Really? It doesn’t on mine – if I reboot it, it still asks for the passcode (well, joiny-dot combination) when I turn it back on, before it will let me do anything on the phone. And I have to put the PIN code in again when I do that.
@Itwork4me: “…since your phones JBd…”
They guy specifically says in the video that he has tested it on non-JBd devices as well.
@MS3FGX: “…glitches like this can happen no matter who is writing…”
I totally agree with you. I am worried that the locking feature can somehow fall back to the default caller app though – seems like they haven’t isolated the locking feature from the rest of the OS properly, in my eyes. Meh. It’s not like the other mobile OS’s haven’t had similar problems in the past (and probably will in the future).
Reproduced it on an iPhone 3GS.
3g 8GB 3.1.2 jb; works.
It could be feature added for medical purposes. To allow ER staff to gain access to ICE (In Case of Emergency) phone numbers. I am sure that there is a graph somewhere showing the direct correlation between rate of hospitalization and iDiots.
That isn’t a pound sign, it’s a hash.
# – hash.
£ – pound.
Loki: quit your pedantry. “Pound sign” is completely valid terminology in the US ( http://en.wikipedia.org/wiki/Number_sign paragraph 2). The article even went out of its way to demonstrate it was the #.
@Loki
Living in a substandard third-world country doesn’t entitle you to change long standing naming conventions used by a civilized and superior country.

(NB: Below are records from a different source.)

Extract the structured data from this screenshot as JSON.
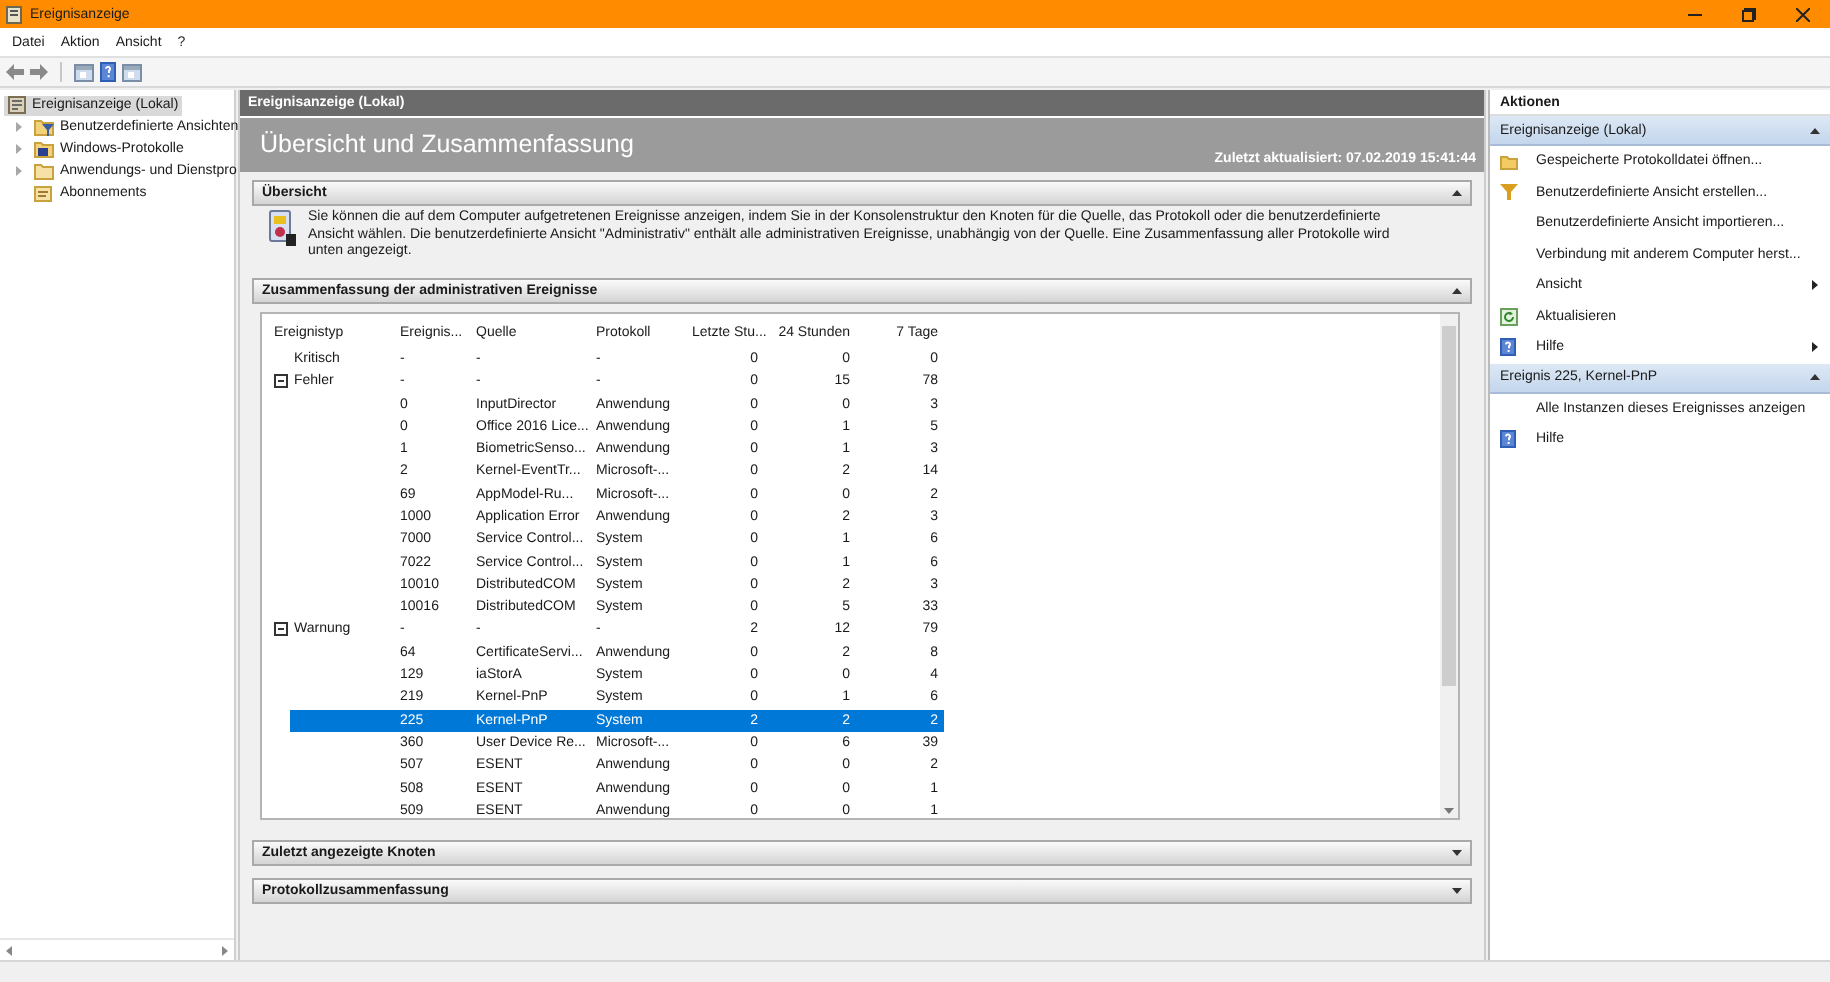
{
  "window": {
    "title": "Ereignisanzeige"
  },
  "menu": [
    "Datei",
    "Aktion",
    "Ansicht",
    "?"
  ],
  "tree": {
    "items": [
      {
        "label": "Ereignisanzeige (Lokal)",
        "kind": "viewer",
        "selected": true,
        "expandable": false,
        "children": [
          {
            "label": "Benutzerdefinierte Ansichten",
            "kind": "filter-folder",
            "selected": false,
            "expandable": true
          },
          {
            "label": "Windows-Protokolle",
            "kind": "log",
            "selected": false,
            "expandable": true
          },
          {
            "label": "Anwendungs- und Dienstpro",
            "kind": "folder",
            "selected": false,
            "expandable": true
          },
          {
            "label": "Abonnements",
            "kind": "subscription",
            "selected": false,
            "expandable": false
          }
        ]
      }
    ]
  },
  "panel": {
    "breadcrumb": "Ereignisanzeige (Lokal)",
    "title": "Übersicht und Zusammenfassung",
    "updated": "Zuletzt aktualisiert: 07.02.2019 15:41:44",
    "sections": [
      {
        "title": "Übersicht",
        "expanded": true,
        "text": "Sie können die auf dem Computer aufgetretenen Ereignisse anzeigen, indem Sie in der Konsolenstruktur den Knoten für die Quelle, das Protokoll oder die benutzerdefinierte Ansicht wählen. Die benutzerdefinierte Ansicht \"Administrativ\" enthält alle administrativen Ereignisse, unabhängig von der Quelle. Eine Zusammenfassung aller Protokolle wird unten angezeigt."
      },
      {
        "title": "Zusammenfassung der administrativen Ereignisse",
        "expanded": true,
        "table": {
          "columns": [
            "Ereignistyp",
            "Ereignis...",
            "Quelle",
            "Protokoll",
            "Letzte Stu...",
            "24 Stunden",
            "7 Tage"
          ],
          "groups": [
            {
              "type": "Kritisch",
              "expandable": false,
              "selected": false,
              "cells": [
                "-",
                "-",
                "-",
                "0",
                "0",
                "0"
              ]
            },
            {
              "type": "Fehler",
              "expandable": true,
              "expanded": true,
              "selected": false,
              "cells": [
                "-",
                "-",
                "-",
                "0",
                "15",
                "78"
              ],
              "children": [
                {
                  "cells": [
                    "0",
                    "InputDirector",
                    "Anwendung",
                    "0",
                    "0",
                    "3"
                  ],
                  "selected": false
                },
                {
                  "cells": [
                    "0",
                    "Office 2016 Lice...",
                    "Anwendung",
                    "0",
                    "1",
                    "5"
                  ],
                  "selected": false
                },
                {
                  "cells": [
                    "1",
                    "BiometricSenso...",
                    "Anwendung",
                    "0",
                    "1",
                    "3"
                  ],
                  "selected": false
                },
                {
                  "cells": [
                    "2",
                    "Kernel-EventTr...",
                    "Microsoft-...",
                    "0",
                    "2",
                    "14"
                  ],
                  "selected": false
                },
                {
                  "cells": [
                    "69",
                    "AppModel-Ru...",
                    "Microsoft-...",
                    "0",
                    "0",
                    "2"
                  ],
                  "selected": false
                },
                {
                  "cells": [
                    "1000",
                    "Application Error",
                    "Anwendung",
                    "0",
                    "2",
                    "3"
                  ],
                  "selected": false
                },
                {
                  "cells": [
                    "7000",
                    "Service Control...",
                    "System",
                    "0",
                    "1",
                    "6"
                  ],
                  "selected": false
                },
                {
                  "cells": [
                    "7022",
                    "Service Control...",
                    "System",
                    "0",
                    "1",
                    "6"
                  ],
                  "selected": false
                },
                {
                  "cells": [
                    "10010",
                    "DistributedCOM",
                    "System",
                    "0",
                    "2",
                    "3"
                  ],
                  "selected": false
                },
                {
                  "cells": [
                    "10016",
                    "DistributedCOM",
                    "System",
                    "0",
                    "5",
                    "33"
                  ],
                  "selected": false
                }
              ]
            },
            {
              "type": "Warnung",
              "expandable": true,
              "expanded": true,
              "selected": false,
              "cells": [
                "-",
                "-",
                "-",
                "2",
                "12",
                "79"
              ],
              "children": [
                {
                  "cells": [
                    "64",
                    "CertificateServi...",
                    "Anwendung",
                    "0",
                    "2",
                    "8"
                  ],
                  "selected": false
                },
                {
                  "cells": [
                    "129",
                    "iaStorA",
                    "System",
                    "0",
                    "0",
                    "4"
                  ],
                  "selected": false
                },
                {
                  "cells": [
                    "219",
                    "Kernel-PnP",
                    "System",
                    "0",
                    "1",
                    "6"
                  ],
                  "selected": false
                },
                {
                  "cells": [
                    "225",
                    "Kernel-PnP",
                    "System",
                    "2",
                    "2",
                    "2"
                  ],
                  "selected": true
                },
                {
                  "cells": [
                    "360",
                    "User Device Re...",
                    "Microsoft-...",
                    "0",
                    "6",
                    "39"
                  ],
                  "selected": false
                },
                {
                  "cells": [
                    "507",
                    "ESENT",
                    "Anwendung",
                    "0",
                    "0",
                    "2"
                  ],
                  "selected": false
                },
                {
                  "cells": [
                    "508",
                    "ESENT",
                    "Anwendung",
                    "0",
                    "0",
                    "1"
                  ],
                  "selected": false
                },
                {
                  "cells": [
                    "509",
                    "ESENT",
                    "Anwendung",
                    "0",
                    "0",
                    "1"
                  ],
                  "selected": false
                }
              ]
            }
          ]
        }
      },
      {
        "title": "Zuletzt angezeigte Knoten",
        "expanded": false
      },
      {
        "title": "Protokollzusammenfassung",
        "expanded": false
      }
    ]
  },
  "actions": {
    "title": "Aktionen",
    "groups": [
      {
        "title": "Ereignisanzeige (Lokal)",
        "expanded": true,
        "items": [
          {
            "label": "Gespeicherte Protokolldatei öffnen...",
            "kind": "folder",
            "submenu": false
          },
          {
            "label": "Benutzerdefinierte Ansicht erstellen...",
            "kind": "filter",
            "submenu": false
          },
          {
            "label": "Benutzerdefinierte Ansicht importieren...",
            "kind": "plain",
            "submenu": false
          },
          {
            "label": "Verbindung mit anderem Computer herst...",
            "kind": "plain",
            "submenu": false
          },
          {
            "label": "Ansicht",
            "kind": "plain",
            "submenu": true
          },
          {
            "label": "Aktualisieren",
            "kind": "refresh",
            "submenu": false
          },
          {
            "label": "Hilfe",
            "kind": "help",
            "submenu": true
          }
        ]
      },
      {
        "title": "Ereignis 225, Kernel-PnP",
        "expanded": true,
        "items": [
          {
            "label": "Alle Instanzen dieses Ereignisses anzeigen",
            "kind": "plain",
            "submenu": false
          },
          {
            "label": "Hilfe",
            "kind": "help",
            "submenu": false
          }
        ]
      }
    ]
  }
}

Obviously, they are dialing wrong.
@Pilotgeek: “So? On my Android, pulling the battery and turning it back on bypasses the lock screen.”
Looks like apple fixed that work around :O)
It is like locking down menus on windows98 and you can still hack yourself a cmd shell :)
Personally I never lock my phones because it’s only me whose gonna get annoyed from it. Who would use it anyway? If someone would steal it they could get around that lock anyways.
@Thor: Exactly, glad you agree. Though calling the US a third-world country is a bit harsh.
If the US switched to Metric it wouldn’t matter ;)
Im Surprised apple hasnt come back saying “your typing it wrong!”
but in fairness bugs exsist across platforms, but its how the company deals with it, when apple makes up stuff to cover it up is where i draw the line
How is this not abject failure?
I can bypass the lock screen of my iPhone 4 by simply holding the home button until voice control pops up. From voice control I can call people and play music. 4.1 iOS not jailbroken. The posted method above works for me as well.
I just stumbled on this post… just wanted to point out that if you use the “Android Lock XT” app off Cydia, it removes the emergency call option from your lockscreen, and pretty much renders that glitch a non-issue. I just hope you don’t need to call 911 quick. haha.
Wow, talk about weak security. Time to delete a bunch of pictures off my phone.
Apple fixed it. Does not work on iOS 4.2.1.